The Thesaurus: pages are missing. Considering the wikitionary english now reaches 7gb, adding the 100mb or so of thesaurus links should not matter and improve usability of wikitionary dumps a lot.
Please consider to instead omit the translations, ie, as english wikitionary user I have little use for russian, chinese, really any non-english non-latin language definition which often even lack english translations.
Please also consider supplying means to convert a wikipedia dump to zim. zimbuilder docker images are sub par in comparison to freely choosable vm images runable with anything from vmware to virtualbox and so forth.
Man, I couldn't agree more! The lack of templates hurts so much!

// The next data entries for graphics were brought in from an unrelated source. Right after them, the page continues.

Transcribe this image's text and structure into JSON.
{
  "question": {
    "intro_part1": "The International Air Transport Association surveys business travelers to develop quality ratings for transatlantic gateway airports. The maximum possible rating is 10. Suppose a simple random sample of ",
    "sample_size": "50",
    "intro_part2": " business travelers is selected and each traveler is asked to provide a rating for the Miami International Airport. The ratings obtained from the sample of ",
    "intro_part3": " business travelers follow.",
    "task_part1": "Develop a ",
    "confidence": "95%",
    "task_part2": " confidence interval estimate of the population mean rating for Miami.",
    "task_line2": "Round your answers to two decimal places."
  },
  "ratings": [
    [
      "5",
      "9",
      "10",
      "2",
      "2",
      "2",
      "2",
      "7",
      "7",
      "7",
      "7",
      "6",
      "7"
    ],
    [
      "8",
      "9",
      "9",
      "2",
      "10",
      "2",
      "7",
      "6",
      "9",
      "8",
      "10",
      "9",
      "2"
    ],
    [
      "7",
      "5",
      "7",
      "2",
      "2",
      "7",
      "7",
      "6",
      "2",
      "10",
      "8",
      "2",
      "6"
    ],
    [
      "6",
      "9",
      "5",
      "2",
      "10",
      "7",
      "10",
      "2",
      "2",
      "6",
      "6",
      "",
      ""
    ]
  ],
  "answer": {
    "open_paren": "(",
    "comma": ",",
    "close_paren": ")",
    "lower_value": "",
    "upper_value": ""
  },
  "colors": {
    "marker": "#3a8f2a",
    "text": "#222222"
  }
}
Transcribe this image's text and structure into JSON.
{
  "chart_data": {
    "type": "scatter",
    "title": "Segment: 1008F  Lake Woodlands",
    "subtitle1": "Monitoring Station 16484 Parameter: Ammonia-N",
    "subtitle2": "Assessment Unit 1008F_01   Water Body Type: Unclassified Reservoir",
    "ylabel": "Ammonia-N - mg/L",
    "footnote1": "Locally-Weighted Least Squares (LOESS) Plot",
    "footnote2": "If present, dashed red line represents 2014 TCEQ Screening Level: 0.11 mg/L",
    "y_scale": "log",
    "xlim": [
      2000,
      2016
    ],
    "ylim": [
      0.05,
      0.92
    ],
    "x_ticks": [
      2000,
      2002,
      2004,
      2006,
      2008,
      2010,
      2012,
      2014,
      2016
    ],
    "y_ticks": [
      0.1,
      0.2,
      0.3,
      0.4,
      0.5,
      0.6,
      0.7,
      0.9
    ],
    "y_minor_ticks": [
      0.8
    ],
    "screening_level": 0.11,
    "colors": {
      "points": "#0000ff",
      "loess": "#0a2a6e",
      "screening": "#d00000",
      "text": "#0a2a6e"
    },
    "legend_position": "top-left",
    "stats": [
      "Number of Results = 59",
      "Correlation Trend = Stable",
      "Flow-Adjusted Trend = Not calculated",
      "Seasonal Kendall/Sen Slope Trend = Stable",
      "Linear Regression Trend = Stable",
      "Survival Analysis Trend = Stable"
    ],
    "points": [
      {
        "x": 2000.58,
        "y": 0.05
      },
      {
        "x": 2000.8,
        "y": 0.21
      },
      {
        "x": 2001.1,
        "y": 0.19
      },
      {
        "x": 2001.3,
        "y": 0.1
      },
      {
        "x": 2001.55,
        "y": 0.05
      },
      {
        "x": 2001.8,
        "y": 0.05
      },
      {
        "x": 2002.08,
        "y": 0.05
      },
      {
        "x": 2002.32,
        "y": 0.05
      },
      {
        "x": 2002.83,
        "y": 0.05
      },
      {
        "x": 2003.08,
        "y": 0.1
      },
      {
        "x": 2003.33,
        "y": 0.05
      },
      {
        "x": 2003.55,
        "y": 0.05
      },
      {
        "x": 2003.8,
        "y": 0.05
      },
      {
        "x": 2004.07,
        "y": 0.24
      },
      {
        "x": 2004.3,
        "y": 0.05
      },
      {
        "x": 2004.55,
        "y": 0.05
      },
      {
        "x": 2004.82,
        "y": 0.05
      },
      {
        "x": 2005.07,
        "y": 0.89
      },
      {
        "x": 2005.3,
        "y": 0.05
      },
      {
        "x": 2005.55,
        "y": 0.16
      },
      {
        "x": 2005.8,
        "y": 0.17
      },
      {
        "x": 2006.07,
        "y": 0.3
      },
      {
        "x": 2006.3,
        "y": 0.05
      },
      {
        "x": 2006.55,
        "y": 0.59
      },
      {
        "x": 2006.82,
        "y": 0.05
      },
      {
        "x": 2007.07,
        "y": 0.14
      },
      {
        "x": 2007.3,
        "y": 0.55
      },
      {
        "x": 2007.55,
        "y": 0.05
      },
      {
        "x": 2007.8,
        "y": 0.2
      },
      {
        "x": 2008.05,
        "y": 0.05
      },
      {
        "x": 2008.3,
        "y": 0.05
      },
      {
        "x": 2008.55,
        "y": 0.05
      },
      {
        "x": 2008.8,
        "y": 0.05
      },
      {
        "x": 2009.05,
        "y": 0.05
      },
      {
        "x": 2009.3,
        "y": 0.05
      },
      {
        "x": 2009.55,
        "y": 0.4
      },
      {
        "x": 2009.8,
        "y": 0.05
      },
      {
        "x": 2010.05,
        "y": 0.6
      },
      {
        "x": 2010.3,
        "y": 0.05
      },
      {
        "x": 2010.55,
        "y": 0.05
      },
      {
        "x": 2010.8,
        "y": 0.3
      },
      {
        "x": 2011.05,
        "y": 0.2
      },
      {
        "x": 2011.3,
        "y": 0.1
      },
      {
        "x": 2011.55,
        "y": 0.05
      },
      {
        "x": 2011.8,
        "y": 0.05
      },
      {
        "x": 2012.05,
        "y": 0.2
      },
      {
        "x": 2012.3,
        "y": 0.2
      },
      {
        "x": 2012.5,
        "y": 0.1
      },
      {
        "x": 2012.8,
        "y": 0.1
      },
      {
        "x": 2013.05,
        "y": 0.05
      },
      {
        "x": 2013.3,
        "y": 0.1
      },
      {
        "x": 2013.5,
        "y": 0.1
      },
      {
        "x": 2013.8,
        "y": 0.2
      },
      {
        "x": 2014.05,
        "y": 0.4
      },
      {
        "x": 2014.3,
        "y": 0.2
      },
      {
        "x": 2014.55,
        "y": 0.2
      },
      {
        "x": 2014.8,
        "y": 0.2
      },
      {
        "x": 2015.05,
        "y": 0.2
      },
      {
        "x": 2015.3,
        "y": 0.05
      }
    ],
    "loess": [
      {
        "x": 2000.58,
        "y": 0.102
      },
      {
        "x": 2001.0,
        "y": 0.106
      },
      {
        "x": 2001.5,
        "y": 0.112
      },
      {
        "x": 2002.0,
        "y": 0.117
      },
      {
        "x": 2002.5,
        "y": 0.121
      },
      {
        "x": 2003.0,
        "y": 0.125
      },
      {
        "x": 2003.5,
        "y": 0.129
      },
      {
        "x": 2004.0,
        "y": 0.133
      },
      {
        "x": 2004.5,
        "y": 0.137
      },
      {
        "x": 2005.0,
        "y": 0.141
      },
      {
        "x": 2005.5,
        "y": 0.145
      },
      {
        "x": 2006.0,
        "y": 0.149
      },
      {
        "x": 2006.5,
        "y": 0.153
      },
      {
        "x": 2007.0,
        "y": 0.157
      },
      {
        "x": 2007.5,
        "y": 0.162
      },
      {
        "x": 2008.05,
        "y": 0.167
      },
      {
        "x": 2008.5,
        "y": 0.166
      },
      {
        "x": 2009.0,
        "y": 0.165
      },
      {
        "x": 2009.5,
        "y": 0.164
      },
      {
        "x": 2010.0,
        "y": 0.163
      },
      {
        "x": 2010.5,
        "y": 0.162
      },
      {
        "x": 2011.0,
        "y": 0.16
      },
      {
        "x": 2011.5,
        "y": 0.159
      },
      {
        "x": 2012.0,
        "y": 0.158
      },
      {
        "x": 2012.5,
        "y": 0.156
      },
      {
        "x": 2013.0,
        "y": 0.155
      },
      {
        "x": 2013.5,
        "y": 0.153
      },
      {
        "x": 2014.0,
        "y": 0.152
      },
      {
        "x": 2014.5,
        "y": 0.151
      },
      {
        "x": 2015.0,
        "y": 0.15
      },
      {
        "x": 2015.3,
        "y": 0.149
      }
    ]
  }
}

Thanks to your comment, I just found out that there actually used to be templates.
I always thought it had something to do with the way Wikipedia was built and that templates just weren't supported, but now that I know they actually are, why are there no templates in the latest English Wikipedia Maxi 2021-03 build?!
I mean, the point of this whole project is to make Wikipedia accessible to anyone around the world, from anywhere, without being connected to the internet (that idea alone deserves an Oscar), so we should make it accessible in the best way we can. Templates make it much easier to get a better understanding of what you're reading, they give you a perfect overview, as the guy explained above.
Anything that contributes to an objectively better use of Kiwix should be implemented. Templates are an important example. Because if you think about it, by implementing templates you are furthering the very purpose of this project: by making it easier for people to use Kiwix in the best way possible. Children will also have an easier time using it.
To the scraper team: PLEASE consider including templates in the next English Wikipedia build!
@kelson42 @Popolechien what's the update please for this request?
I don't remember seeing this issue (or anything related) flagged in 1.14, but @kelson42 should know more.
Wikipedia english dumps are stripped of too much useful data to access the article itself and related articles, robbing us end-users of highly useful means to rapidly access information. The few gb the stripped metadata add should not matter in a Maxi dump, nor should processing power.
Specifically:
1.) The article's Contents, the index table to quickly jump to any subsection has been stripped for too long, since kiwix 2016 or earlier.
2.) The article's templates are now also missing in the 2020 wikipedia maxi dumps. https://en.wikipedia.org/wiki/Template:Black_holes Still present in 2018 10's maxi dump, called novid back then, the category overview tables are highly useful to get an overview of available articles, the scope of a matter, and often offered very surprising insights just by being present.
3.) The current css served does not match the actual wikipedia layout, that begins with 1.) Index and ends with 2.) Templates, but also the hidable subsection display served is odd and has display issues on desktop browsers. Namely, the headers swallow/cover preceeding text. This can be worked around. but is still suboptimal.
Please include at least the templates in future wikipedia english dumps. Returning the contents of an article is equally preferred, but can be worked around with a userscript. Same for the non-standard css.
Wikitionary.
The Thesaurus: pages are missing. Considering the wikitionary english now reaches 7gb, adding the 100mb or so of thesaurus links should not matter and improve usability of wikitionary dumps a lot.
Please consider to instead omit the translations, ie, as english wikitionary user I have little use for russian, chinese, really any non-english non-latin language definition which often even lack english translations.
Please also consider supplying means to convert a wikipedia dump to zim. zimbuilder docker images are sub par in comparison to freely choosable vm images runable with anything from vmware to virtualbox and so forth.